Stratfor: Transaction de territoires menace la paix dans les Balkans occidentaux

Dans la zone de paix relative, qui a duré dix ans dans les Balkans, des tensions ethniques et des passions nationalistes sont toujours présentes. Les pourparlers de Pristina et de Belgrade sur la normalisation des relations pourraient mettre à l'épreuve la paix, en particulier l'idée controversée d'échange territorial, écrit “Stratfor”, plate-forme d'analyse géopolitique.

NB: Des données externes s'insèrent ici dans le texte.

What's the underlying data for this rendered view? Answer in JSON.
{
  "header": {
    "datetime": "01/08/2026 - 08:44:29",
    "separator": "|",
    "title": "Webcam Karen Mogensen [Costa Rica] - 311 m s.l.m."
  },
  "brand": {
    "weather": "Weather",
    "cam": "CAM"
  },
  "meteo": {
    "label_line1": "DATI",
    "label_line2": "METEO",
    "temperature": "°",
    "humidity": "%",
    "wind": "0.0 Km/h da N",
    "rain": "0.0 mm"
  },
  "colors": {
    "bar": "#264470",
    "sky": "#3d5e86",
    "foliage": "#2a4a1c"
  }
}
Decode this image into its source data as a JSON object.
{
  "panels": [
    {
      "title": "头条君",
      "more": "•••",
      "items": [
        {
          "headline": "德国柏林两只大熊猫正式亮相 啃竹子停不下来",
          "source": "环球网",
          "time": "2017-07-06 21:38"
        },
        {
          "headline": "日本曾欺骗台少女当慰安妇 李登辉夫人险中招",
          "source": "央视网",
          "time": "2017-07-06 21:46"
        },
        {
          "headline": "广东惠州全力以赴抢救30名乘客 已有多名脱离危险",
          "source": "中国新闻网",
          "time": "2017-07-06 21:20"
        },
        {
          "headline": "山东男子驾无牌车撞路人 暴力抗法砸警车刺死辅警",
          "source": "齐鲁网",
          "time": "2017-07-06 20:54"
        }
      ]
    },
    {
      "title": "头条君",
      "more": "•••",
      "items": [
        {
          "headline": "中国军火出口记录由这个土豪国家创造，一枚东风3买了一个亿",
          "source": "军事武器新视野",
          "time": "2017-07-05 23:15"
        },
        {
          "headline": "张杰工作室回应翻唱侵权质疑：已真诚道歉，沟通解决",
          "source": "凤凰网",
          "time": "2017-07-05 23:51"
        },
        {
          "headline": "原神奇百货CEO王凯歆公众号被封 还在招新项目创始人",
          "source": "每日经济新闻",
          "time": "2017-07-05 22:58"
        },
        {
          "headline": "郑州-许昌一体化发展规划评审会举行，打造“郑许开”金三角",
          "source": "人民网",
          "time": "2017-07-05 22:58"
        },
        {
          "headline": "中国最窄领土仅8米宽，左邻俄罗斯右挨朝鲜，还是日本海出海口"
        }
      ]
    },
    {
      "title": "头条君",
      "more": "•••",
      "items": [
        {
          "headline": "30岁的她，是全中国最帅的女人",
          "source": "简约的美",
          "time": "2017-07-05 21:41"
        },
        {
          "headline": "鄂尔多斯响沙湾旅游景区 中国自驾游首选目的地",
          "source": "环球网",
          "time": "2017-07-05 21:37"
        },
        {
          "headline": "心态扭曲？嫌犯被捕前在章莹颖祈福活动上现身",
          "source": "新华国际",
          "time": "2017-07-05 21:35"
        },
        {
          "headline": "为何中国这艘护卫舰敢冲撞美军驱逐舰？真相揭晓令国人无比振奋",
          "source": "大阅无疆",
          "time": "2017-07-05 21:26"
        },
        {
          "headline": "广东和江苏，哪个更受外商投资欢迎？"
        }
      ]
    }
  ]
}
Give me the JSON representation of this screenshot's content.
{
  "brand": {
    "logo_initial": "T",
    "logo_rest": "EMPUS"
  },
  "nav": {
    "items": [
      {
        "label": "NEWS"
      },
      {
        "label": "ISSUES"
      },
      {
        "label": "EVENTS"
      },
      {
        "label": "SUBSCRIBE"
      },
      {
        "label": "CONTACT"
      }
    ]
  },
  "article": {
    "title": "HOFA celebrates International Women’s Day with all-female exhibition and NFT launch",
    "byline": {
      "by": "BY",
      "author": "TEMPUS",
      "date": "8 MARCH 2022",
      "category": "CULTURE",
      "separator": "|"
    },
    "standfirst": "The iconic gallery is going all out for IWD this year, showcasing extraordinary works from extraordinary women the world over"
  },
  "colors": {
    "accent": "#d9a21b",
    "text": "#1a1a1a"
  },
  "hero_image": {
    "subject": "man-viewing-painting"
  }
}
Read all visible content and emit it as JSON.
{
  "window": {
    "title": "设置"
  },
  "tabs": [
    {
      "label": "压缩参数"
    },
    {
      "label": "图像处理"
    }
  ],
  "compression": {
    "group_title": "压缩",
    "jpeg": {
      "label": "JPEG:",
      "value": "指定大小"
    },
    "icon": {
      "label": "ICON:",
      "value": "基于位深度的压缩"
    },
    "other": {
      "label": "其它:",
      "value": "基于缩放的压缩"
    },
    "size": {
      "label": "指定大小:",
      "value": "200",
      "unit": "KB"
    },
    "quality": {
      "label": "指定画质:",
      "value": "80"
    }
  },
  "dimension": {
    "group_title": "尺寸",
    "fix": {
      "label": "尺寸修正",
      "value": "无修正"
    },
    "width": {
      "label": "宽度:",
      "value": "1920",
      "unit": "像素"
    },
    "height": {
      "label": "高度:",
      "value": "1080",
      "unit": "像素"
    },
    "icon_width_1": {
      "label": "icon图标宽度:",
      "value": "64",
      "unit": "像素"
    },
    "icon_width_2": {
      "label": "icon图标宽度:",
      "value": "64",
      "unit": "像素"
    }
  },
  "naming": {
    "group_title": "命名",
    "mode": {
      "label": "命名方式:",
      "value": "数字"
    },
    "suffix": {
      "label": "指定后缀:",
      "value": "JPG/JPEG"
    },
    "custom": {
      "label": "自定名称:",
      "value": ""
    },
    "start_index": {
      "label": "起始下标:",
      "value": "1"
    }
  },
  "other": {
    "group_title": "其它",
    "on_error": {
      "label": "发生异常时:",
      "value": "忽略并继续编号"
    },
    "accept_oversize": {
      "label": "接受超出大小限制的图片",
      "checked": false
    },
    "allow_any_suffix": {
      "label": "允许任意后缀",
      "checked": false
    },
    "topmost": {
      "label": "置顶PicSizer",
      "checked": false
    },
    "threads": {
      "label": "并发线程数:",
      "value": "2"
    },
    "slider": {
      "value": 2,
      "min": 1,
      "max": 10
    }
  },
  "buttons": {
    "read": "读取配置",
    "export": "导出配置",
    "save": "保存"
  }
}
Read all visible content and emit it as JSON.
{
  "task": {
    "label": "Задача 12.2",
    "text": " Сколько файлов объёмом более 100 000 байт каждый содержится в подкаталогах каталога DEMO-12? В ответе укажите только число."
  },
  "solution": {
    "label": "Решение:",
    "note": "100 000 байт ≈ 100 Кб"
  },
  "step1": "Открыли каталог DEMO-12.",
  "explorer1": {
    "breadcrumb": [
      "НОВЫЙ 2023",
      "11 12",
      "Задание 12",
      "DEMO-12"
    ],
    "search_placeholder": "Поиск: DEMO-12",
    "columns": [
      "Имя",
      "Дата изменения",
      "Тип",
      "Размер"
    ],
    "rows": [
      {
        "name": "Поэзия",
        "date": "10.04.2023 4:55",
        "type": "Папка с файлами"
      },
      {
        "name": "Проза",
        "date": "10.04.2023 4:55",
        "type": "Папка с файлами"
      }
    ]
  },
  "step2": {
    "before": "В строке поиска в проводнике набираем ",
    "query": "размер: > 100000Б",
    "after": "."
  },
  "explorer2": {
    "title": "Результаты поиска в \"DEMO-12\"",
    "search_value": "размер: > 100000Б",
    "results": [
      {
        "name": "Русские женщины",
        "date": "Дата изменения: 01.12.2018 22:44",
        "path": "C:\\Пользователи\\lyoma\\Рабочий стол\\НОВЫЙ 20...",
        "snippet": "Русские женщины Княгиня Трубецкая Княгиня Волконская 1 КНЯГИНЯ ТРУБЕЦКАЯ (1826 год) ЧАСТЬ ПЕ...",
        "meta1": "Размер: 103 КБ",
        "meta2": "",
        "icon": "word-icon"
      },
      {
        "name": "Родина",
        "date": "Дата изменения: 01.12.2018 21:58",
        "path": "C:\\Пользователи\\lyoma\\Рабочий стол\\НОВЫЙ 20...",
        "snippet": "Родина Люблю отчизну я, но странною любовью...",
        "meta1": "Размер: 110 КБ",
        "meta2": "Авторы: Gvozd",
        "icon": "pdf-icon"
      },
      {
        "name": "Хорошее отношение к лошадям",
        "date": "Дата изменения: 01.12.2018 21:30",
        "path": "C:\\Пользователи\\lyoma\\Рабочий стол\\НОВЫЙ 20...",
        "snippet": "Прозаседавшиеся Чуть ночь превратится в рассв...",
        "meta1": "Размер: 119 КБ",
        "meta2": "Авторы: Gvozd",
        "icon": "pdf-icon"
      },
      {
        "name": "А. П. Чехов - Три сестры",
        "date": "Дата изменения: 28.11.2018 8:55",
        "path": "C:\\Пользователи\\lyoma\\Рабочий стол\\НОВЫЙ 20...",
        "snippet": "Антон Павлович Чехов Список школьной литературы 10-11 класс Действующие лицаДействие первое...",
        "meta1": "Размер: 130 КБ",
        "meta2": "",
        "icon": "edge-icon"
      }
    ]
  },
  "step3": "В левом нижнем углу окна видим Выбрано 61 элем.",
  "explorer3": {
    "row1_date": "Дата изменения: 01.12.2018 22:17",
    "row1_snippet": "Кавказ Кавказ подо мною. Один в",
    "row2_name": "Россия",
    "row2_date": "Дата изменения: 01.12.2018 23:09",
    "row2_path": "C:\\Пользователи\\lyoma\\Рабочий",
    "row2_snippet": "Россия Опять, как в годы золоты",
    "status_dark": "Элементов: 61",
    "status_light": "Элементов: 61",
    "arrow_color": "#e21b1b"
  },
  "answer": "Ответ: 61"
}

Les Balkans occidentaux sont [...]
Les pourparlers de Pristina et de Belgrade sur la normalisation des relations pourraient mettre à l'épreuve la paix, en particulier l'idée controversée d'échange territorial, écrit “Stratfor”, plate-forme d'analyse géopolitique.
Les Balkans occidentaux sont relativement calmes au cours de la dernière décennie, mais les efforts continus pour normaliser les relations entre la Serbie et le Kosovo peuvent consister à créer les conditions d'un retour à l'instabilité politique et à la violence ethnique dans la région”, dit le texte.
“Stratefor” estime que l'un des sujets les plus controversés des prochains pourparlers entre Belgrade et Pristina à Bruxelles, le 7 septembre, sera l'Association des communautés à majorité serbe (AKS), notant que l'accord a été conçu en 2013, mais que très peu a été atteint depuis.
Un autre sujet controversé, qui est susceptible d'être abordé, est “la correction des frontières” qui a été abordée ces dernières semaines par le président du Kosovo Hashim Thaci et son homologue serbe, Aleksandar Vuciq.
Expliquant exactement la correction “des frontières”, “Stratfor” souligne qu'elle a été largement débattue en échange de territoires.
Le “L'idée d'échange de territoires, qui créerait une Serbie et un Kosovo ethniquement homogène, a été discutée dans les milieux universitaires et politiques depuis les années 90. Les partis d'opposition et les politiciens des deux côtés ont condamné cette proposition, qui pourrait conduire à renforcer les nationalistes ethniques dans d'autres parties des Balkans ...”, dit le texte.
“Stratfor” estime que les deux parties tenteront d'obtenir le plus de territoires possible et de faire le moins de concessions possible.
“Même si un accord est conclu, des problèmes logistiques complexes, politiques, économiques et ethniques ont rendu difficile, selon le texte, le vaste échange de territoires.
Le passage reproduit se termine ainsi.